Well I am doing a course in functional analysis and I came across a question which I have an idea on how to solve but can't really put it on paper. I also don't know if my strategy is correct. Can someone explain why my strategy works or does not work and how I can write it out?
Question: Given $\ell^2$ with complete orthonormal system $(e_n)_n$ with $e_n = (\delta_{kn})_k$. We then define a bounded operator $T:\ell^2 \to \ell^2$. $$Te_{2k-1}=\frac{1}{k}(e_{2k-1}-ie_{2k})$$ $$Te_{2k}=\frac{1}{k}(ie_{2k-1}+e_{2k})$$
Show that $T$ is a compact self adjoint operator and calculate the spectral representation $T = \sum_{\lambda \in \sigma(T)}\lambda\pi_\lambda$. Here $\pi_\lambda$ is the projection.
My idea: Well we can give a matrix which represents $T$ with respect to $e_{2k}, e_{2k-1}$. Let's call that matrix $A$.The matrix is given by: $$A_k = \frac{1}{k}\begin{bmatrix} 1&i \\ -i&1 \end{bmatrix}$$
We can then write $T$ as a infinite matrix with blocks of $A_k$ on the diagonal. ("Jordan form") Well we define $T_n$ to be the matrix with $n$ blocks on the diagonal. This is finite rank thus if we show that $T_n \to T$, then we know that $T$ is compact. For self-adjoint I have no clue and how to calculate the spectral representation I also thought I could do something with the matrix $A_k$, but I am not sure.

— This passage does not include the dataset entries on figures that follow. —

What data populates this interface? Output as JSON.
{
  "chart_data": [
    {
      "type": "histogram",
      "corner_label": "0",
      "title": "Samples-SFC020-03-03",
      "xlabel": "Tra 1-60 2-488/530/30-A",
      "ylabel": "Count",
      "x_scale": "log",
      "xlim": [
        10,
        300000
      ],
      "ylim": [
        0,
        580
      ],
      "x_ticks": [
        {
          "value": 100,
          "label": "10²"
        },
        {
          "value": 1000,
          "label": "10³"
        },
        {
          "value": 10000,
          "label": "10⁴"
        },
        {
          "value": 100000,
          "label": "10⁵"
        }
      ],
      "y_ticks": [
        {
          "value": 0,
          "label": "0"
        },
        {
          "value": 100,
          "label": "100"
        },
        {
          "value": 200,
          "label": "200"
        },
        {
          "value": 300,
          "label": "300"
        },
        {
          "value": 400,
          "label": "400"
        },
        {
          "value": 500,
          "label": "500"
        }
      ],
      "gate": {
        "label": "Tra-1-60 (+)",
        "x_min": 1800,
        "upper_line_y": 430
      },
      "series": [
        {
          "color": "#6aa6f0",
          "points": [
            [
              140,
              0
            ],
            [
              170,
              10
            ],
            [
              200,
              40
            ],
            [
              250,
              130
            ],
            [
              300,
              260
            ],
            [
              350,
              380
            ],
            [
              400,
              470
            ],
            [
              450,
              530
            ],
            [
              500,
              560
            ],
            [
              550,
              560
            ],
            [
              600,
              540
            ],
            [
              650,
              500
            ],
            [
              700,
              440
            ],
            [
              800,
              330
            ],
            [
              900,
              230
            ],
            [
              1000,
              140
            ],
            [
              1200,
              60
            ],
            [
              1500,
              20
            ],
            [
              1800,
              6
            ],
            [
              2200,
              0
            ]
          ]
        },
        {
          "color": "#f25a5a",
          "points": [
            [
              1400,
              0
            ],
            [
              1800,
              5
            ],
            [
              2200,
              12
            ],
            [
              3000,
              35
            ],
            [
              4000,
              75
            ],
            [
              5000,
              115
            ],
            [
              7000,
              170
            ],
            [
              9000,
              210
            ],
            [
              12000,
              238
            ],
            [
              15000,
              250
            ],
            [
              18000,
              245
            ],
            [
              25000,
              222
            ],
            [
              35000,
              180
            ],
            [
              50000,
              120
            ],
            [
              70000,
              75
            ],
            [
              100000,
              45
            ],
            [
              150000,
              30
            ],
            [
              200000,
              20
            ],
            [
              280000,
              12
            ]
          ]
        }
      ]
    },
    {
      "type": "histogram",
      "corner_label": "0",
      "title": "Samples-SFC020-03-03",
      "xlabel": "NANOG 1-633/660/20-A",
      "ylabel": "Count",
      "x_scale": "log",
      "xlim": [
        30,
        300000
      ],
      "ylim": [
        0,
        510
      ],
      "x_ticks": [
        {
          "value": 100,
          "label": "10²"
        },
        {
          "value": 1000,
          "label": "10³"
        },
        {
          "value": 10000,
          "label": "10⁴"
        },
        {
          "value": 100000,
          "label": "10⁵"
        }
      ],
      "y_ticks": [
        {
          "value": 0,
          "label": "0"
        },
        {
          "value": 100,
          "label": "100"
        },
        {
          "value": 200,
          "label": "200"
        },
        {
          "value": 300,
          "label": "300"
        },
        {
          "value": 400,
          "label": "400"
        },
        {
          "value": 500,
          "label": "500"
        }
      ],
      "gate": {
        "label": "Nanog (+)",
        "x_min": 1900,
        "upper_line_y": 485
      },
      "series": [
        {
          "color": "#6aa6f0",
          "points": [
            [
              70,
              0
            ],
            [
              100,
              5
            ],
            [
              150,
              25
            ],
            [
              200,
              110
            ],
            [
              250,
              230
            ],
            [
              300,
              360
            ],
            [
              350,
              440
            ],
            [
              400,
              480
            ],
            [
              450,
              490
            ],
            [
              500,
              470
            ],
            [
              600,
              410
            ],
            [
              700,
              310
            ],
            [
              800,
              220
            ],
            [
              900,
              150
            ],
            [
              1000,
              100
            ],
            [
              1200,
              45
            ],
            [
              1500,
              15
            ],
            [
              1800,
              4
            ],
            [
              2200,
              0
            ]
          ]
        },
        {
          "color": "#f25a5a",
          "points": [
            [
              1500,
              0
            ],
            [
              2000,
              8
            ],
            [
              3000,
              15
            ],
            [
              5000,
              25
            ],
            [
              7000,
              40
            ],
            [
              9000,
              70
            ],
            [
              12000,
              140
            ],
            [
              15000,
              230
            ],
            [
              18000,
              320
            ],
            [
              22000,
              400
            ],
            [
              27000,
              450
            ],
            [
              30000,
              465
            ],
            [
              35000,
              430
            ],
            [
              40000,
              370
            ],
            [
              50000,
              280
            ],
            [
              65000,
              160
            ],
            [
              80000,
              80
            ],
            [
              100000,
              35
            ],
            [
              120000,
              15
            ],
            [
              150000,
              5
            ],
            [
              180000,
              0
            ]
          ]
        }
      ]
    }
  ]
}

Any help would be greatly appreciated!
We need to show that $T$ is compact and self-adjoint and write the operator $T$ in terms of the eigenvalues. First of all, $\pi_\lambda$ is just the orthogonal projection onto the eigenspace. More precisely, let $\{\lambda_j\}_{j = 1}^\infty$ be the set of all nonzero eigenvalues of $T$. Then $T = \sum_{j = 1}^\infty \lambda_jP_j$, where $P_j$ is the orthogonal projection onto $\mathcal{N}(T - \lambda_jI)$, i.e., $$ Tx = \sum_{j = 1}^\infty \lambda_j\langle x, u_j\rangle u_j, \ \ \textrm{ with $u_j$ eigenvector(s) associated with $\lambda_j$}. $$
Your idea of establishing compactness of $T$ by approximating it as the (operator) norm limit of a sequence of finite rank operators $T_n$ is correct so I'll let you take care of that. To show that $T$ is self-adjoint, note that since we have $T_n\to T$ in the operator norm, it suffices to show that the finite rank operators $T_n$ are bounded self-adjoint. Let us look at $Tf$ first. For any $f = (f_1, f_2, \dots)\in\ell^2$, we have $$Tf = \left(f_1 + if_2, -if_1 + f_2, \frac{1}{2}\left(f_3 + if_4\right), \frac{1}{2}\left(-if_3 + if_4\right), \dots\right). $$ One possible choice for $T_n$ for every $n\ge 1$ is the following: $$ (T_nf)_j = \begin{cases} \, (Tf)_j & \ \ \textrm{ if } \ \ 1\le j\le 2n, \\ \, 0 & \ \ \textrm{ otherwise}. \end{cases} $$ Let us now prove that $T_1$ is self-adjoint, the proof for $T_n$ is similar. \begin{align*} \langle T_1f, g\rangle & = \left(f_1 + if_2\right)\overline{g_1} + \left(-if_1 + f_2\right)\overline{g_2} \\ \langle f, T_1g\rangle & = f_1\left(\overline{g_1} - i\overline{g_2}\right) + f_2\left(i\overline{g_1} + \overline{g_2}\right) \\ & = \overline{g_1}\left(f_1 + if_2\right) + \overline{g_2}\left(-if_1 + f_2\right). \end{align*}
Finally, let's find the eigenvalues of $T$. Setting $Tf = \lambda f$, you get the following system of equations: \begin{align*} f_1 + if_2 & = \lambda f_1 \\ -if_1 + f_2 & = \lambda f_2 \\ f_3 + if_4 & = 2\lambda f_3 \\ -if_4 + f_4 & = 2\lambda f_4 \\ \vdots \qquad \vdots & = \ \ \vdots \end{align*}
Solving the first two equations, we see that either $f_1 = f_2 = 0$, or $(\lambda - 1)^2 = 1$. Solving the next two equations, we see that either $f_3 = f_4 = 0$ or $(2\lambda - 1)^2 = 1$. Continuing in this fashion, we see that for every $k\ge 1$, either $f_{2k - 1} = f_{2k} = 0$ or $(k\lambda - 1)^2 = 1$. It follows that the set of eigenvalues is $\{0\}\cup\{2/k\}_{k = 1}^\infty$. I will leave it as an exercise for you to find the eigenvectors.